The final image is their fusion into a giant scrap metal mountain with the downbeaten salaryman at the bottom and the fetishist atop waving a gun as he sets out to turn the whole world into metal. This is genuine guerrilla filmmaking, an assault on convention and sensibility – even the musical score is deliberately an underground one. A masterpiece.
The underlying theme of much of Shinya Tsukamoto’s work is similar to that in the films of David Cronenberg – flesh has become a mutable battleground where the age-old Manichean debate has finally found its warring ground. In Tetsuo – The Iron Man, flesh represents the downbeaten self, which is engaged in a war with machinery. Tsukamoto sexually fetishizes machinery – pistons, oil, the gleam of chromium, jagged edges, tangled wires – and equates it with wildly repressed desires – it is constantly trying to burst from inside human skin, run rampant and absorb everything into its mass. What more potent an image can such a regimented society as Japan have produced than that of a white-collar worker engaged in a battle of wills to stop his flesh being taken over by machinery that insists on erupting from within?
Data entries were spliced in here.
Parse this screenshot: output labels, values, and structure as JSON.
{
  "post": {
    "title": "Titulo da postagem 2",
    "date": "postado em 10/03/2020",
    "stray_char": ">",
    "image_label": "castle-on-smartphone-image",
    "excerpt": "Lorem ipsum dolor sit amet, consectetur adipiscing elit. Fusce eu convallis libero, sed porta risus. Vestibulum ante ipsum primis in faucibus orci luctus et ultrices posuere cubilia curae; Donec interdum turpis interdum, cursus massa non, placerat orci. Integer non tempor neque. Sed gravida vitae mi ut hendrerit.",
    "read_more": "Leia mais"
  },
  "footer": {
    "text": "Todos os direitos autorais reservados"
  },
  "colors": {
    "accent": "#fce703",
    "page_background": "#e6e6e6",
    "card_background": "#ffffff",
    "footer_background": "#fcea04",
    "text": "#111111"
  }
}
Since Tetsuo – The Iron Man, director Shinya Tsukamoto has gone onto direct a number of other films, none of which have had the raw impact of Tetsuo. Tsukamoto made two better budgeted but lesser sequels Tetsuo II: Body Hammer (1992) and Tetsuo: The Bullet Man (2009). Tsukamoto’s other films are:- the demon-hunting film Hiruko the Goblin (1990); Tokyo Fist (1995), a film about boxing that repeats Tsukamoto’s unique flesh and machinery fetishism; Bullet Ballet (1998), which plays the flesh and machinery fetishism out on a more literalistic level where a man becomes obsessed with obtaining a gun; the twin drama Gemini (1999) where a doctor’s upstanding life is invaded by a malevolent doppelganger; A Snake of June (2002) where a woman gains erotic liberation from a blackmailer; Vital (2004) wherein an amnesiac man begins to re-examine his life; Haze (2005) about a man trapped in an allegorical maze; Nightmare Detective (2006) and Nightmare Detective 2 (2008) about a man who can enter into dreams; and Kotoko (2011) about a woman suffering hallucinations.